Auditor Jim Amell of Marvin and Company said the district’s finances were largely sound. “The financial statements are fairly stated in accordance with general accepted accounting principals,” he said.
However, Amell pointed out that the Scotia-Glenville Central School District’s expenditures exceeded its revenues by $1.2 million in 2011-2012. Fortunately, general fund expenses were under-budget by about $3 million and total revenue increased by $1.1 million, including $500,000 more in state aid than it had anticipated, according to Amell.
“In the end, it’s fortunate you came out as you did because that allows the revenue to be rolled over into next year’s budget,” he said.
However, school officials are using fund balance — unspent money from previous years — to reduce the tax levy. It tapped about $5.3 million of the surplus to reduce the 2012-2013 tax rate.
“Over half of your fund balance is being used to reduce the tax levy,” Amell said.
The district has about $1.5 million left in its undesignated fund balance. It also has a variety of other funds for specific purposes such as tax assessment challenges and workers compensation.
Amell said there were no issues with how the district handled federal funds. One-third of the federal money coming into the district was as a result of the federal jobs bill funding that was used to avert layoffs.

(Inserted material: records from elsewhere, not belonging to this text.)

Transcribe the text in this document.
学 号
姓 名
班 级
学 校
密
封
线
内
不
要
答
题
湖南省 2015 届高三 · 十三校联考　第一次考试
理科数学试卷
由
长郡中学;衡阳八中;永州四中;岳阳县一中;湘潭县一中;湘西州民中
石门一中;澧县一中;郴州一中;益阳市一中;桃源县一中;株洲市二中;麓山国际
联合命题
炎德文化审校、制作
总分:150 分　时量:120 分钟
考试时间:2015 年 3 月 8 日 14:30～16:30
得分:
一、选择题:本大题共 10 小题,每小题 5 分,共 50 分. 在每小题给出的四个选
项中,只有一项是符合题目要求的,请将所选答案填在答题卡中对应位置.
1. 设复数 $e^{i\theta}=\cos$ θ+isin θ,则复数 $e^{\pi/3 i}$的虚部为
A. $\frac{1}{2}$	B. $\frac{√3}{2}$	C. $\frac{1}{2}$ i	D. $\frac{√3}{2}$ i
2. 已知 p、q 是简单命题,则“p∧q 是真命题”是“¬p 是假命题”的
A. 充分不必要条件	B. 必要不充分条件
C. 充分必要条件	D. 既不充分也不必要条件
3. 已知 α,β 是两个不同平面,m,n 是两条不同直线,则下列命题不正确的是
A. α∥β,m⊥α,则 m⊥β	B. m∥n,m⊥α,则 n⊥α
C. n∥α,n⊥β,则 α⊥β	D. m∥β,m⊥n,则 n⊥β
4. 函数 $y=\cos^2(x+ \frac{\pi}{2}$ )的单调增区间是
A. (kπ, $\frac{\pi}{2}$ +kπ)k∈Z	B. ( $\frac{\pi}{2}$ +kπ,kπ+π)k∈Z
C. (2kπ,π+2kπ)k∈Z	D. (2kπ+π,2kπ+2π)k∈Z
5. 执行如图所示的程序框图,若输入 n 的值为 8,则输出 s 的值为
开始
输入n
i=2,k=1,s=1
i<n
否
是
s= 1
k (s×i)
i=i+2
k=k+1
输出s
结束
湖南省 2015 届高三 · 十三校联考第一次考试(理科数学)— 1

There were no serious deficiencies, but he did recommend stronger controls over club funds.
And like many school districts, he noted, Scotia-Glenville faces a long-term liability in post-retirement benefits.
The district pays anywhere from 40 percent to 95 percent of the cost of the health insurance premiums for its retirees. Accounting principles require that the total cost of that liability be fully funded, which is not practical for most districts. This adds up to about $85 million in an unfunded liability, according to the audit.
“The only opportunity to fund that liability is paying the current year’s retirees premiums. That doesn’t match the actual liability,” Amell said.